Ce site s’étend sur 4 930 km² de savanes, forêts claires et zones humides, formant l’un des rares sanctuaires fonctionnels de grande faune d’Afrique centrale malgré des décennies d’instabilité.
La Garamba tire son renom de la présence historique des girafes du Kordofan, élégantes herbivores aux défenses en cœur, disparues de presque toute l’Afrique mais subsistant ici en populations résiduelles. Le parc constitue aussi un dernier refuge pour les éléphants de forêt, buffles noirs géants, hippopotames et les redoutables léopards camouflés dans les fourrés.
Le parc se distingue par sa géologie remarquable : des plateaux escarpés dominent ses vallées verdoyantes, des rivières torrentueuses cascadent sur les falaises du Rift, ey formations calcaires créent des grottes sacrées explorées par les populations locales Azande.
Garamba abrite les Zande, peuple guerrier traditionnel pratiquant la chasse ancestrale, perpétuant artisanat de la forge et danses cérémonielles spectaculaires. Sites sacrés et bois interdits protègent la faune selon traditions spirituelles millénaires.

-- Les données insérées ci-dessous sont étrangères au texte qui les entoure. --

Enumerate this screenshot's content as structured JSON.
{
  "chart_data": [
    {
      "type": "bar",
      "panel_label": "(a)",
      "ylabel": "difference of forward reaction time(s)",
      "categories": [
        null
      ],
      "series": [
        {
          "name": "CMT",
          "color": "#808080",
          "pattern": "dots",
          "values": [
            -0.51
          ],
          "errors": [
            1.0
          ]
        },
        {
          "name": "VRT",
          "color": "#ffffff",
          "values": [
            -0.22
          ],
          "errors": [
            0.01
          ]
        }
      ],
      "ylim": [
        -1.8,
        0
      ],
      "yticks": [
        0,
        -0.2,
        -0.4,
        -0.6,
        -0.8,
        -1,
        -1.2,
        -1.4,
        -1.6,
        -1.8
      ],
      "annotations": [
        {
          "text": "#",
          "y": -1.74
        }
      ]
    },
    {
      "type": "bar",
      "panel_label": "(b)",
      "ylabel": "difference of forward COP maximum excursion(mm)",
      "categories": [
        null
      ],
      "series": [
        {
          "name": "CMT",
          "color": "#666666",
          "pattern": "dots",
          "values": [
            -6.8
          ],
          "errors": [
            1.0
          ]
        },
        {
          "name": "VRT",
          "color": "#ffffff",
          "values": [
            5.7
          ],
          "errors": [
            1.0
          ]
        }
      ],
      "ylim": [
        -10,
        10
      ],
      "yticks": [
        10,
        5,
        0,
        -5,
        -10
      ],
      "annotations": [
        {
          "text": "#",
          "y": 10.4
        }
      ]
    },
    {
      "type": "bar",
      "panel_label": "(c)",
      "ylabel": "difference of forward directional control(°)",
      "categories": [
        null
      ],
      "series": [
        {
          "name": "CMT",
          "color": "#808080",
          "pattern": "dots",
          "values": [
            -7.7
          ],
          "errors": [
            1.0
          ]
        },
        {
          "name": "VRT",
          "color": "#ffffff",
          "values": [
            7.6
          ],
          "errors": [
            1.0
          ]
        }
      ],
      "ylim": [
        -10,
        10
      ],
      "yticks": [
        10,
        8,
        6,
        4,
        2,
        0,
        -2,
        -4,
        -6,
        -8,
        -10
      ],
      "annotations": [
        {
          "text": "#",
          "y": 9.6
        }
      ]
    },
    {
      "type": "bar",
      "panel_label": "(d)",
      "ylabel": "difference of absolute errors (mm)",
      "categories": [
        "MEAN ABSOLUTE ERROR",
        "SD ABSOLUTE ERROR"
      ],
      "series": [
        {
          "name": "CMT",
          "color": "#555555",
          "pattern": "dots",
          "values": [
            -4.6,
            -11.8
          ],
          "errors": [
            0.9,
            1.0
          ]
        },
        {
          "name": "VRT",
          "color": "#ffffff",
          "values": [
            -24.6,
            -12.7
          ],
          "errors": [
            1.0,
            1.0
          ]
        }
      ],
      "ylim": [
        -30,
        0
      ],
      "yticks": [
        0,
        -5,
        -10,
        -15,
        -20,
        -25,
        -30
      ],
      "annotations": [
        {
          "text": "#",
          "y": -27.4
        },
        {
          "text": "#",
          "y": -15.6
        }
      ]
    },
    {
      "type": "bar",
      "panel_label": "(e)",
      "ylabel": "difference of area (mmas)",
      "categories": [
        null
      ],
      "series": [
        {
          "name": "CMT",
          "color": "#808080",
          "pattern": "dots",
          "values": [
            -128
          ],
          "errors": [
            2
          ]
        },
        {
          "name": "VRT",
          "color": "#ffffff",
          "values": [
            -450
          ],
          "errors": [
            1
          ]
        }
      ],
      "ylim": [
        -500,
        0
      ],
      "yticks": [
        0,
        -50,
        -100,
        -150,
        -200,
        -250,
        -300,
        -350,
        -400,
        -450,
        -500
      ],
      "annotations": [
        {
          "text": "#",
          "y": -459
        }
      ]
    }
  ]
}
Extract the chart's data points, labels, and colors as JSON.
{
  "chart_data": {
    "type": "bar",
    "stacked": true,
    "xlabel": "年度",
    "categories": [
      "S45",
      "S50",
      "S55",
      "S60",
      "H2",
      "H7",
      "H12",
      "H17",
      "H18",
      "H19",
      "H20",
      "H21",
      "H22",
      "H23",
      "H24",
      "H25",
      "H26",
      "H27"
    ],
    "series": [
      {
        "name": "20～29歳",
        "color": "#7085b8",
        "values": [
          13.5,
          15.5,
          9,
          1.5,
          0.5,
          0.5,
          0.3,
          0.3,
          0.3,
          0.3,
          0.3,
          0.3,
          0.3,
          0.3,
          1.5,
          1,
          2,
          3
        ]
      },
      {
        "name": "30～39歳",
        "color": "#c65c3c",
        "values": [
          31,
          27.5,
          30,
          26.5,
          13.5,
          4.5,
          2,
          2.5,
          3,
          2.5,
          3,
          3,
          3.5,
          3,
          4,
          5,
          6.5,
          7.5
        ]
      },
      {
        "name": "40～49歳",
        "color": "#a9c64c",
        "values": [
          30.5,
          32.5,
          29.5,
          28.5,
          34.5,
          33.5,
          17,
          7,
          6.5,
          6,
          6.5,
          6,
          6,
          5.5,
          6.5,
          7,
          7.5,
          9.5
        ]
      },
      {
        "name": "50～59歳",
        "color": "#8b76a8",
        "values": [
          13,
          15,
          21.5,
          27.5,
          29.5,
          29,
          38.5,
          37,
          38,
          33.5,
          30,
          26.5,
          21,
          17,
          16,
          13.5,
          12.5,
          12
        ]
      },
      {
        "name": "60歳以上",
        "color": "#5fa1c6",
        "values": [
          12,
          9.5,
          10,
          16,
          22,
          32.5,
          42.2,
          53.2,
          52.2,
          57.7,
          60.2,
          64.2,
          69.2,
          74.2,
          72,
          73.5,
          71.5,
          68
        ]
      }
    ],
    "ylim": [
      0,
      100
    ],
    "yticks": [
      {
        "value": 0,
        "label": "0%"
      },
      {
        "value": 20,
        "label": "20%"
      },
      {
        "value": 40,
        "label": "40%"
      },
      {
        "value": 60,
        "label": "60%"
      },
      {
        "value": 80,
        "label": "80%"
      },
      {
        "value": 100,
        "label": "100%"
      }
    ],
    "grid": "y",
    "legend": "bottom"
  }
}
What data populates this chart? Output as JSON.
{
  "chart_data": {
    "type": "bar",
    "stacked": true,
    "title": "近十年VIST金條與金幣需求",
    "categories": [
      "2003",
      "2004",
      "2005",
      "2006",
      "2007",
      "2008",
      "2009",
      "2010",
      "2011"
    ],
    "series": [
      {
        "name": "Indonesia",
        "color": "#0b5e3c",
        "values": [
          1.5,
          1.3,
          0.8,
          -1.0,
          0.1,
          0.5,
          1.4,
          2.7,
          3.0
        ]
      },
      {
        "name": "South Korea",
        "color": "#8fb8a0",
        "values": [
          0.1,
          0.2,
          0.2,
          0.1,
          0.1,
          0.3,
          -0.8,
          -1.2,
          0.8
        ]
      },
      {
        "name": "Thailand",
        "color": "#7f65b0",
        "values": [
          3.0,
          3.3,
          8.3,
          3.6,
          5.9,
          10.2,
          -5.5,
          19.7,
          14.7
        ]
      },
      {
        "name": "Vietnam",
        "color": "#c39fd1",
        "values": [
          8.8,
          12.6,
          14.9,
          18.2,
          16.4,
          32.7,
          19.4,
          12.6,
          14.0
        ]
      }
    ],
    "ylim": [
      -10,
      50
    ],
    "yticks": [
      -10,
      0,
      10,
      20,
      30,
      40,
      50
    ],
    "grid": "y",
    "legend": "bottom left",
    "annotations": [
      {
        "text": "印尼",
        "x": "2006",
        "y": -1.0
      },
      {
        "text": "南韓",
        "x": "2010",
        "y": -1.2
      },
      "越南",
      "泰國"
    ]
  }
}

Le parc survit, malgré les menaces : braconnage, conflits régionaux et pressions démographiques massives. Il demeure symbole de résilience africaine et engagement héroïque de rangers sacrifiant leur sécurité.
Un sanctuaire de dernière chance où la RDC préserve fragments inestimables de son patrimoine sauvage dans l’est tourmenté.